Saturday, May 2, 2009

organism

In biology, an organism is any living thing (such as animal, plant, fungus, or micro-organism). In at least some form, all organisms are capable of response to stimuli, reproduction, growth and development, and maintenance of homeostasis as a stable whole. An organism may either be unicellular (single-celled) or be composed of, as in humans, many billions of cells grouped into specialized tissues and organs. The term multicellular (many-celled) describes any organism made up of more than one cell.

The terms "organism" (Greek ὀργανισμός - organismos, from Ancient Greek ὄργανον - organon "organ, instrument, tool") first appeared in the English language in 1701 and took on its current definition by 1834 (Oxford English Dictionary).

Organisms may be divided into the prokaryotic and eukaryotic groups.
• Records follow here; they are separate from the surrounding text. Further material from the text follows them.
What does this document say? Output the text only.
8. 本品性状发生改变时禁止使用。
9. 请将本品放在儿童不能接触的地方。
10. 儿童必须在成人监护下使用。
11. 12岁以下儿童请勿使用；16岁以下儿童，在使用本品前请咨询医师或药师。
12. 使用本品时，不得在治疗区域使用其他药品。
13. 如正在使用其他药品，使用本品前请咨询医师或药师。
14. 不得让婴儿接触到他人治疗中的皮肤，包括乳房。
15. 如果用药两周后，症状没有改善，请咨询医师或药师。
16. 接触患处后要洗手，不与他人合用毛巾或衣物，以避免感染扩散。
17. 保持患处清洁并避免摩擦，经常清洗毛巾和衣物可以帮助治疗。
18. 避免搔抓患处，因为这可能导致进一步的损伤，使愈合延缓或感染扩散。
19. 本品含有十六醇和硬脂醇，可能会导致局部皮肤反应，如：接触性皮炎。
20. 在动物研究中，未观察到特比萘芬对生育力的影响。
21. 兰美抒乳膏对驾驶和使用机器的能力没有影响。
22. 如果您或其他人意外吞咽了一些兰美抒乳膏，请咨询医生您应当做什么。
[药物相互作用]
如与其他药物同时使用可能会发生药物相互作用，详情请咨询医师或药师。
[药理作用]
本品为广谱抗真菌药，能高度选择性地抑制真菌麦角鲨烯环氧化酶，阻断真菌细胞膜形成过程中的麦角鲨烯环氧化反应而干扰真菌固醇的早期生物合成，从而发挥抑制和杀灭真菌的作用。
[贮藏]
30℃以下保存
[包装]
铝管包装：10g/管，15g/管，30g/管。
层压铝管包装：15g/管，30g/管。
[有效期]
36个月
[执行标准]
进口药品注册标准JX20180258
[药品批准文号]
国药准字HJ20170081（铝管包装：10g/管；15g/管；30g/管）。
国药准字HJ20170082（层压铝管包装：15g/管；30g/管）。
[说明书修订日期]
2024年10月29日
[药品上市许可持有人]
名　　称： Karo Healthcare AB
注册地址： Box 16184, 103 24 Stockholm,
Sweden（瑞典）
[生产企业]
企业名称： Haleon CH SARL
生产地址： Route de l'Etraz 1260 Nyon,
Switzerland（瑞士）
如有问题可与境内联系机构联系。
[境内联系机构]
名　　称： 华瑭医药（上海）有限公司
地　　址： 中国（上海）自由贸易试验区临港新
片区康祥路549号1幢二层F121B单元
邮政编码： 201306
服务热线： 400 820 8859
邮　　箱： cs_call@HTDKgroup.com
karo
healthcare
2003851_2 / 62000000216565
The prokaryotes represent two separate domains, the Bacteria and ArchaeaAll fungi, animals and plants are eukaryotes. The word "organism" may broadly be defined as an assembly of molecules that function as a more or less stable whole and has the properties of life. However, many sources propose definitions that exclude viruses and theoretically-possible man-made non-organic life forms Viruses are dependent on the biochemical machinery of a host cell for reproduction.

Chambers Online Reference provides a broad definition: "any living structure, such as a plant, animal, fungus or bacterium, capable of growth and reproduction".

In multicellular life the word "organism" usually describes the whole hierarchical assemblage of systems (for example circulatory, digestive, or reproductive) themselves collections of organs; these are, in turn, collections of tissues, which are themselves made of cells. In some plants and the nematode Caenorhabditis elegans, individual cells are totipotent.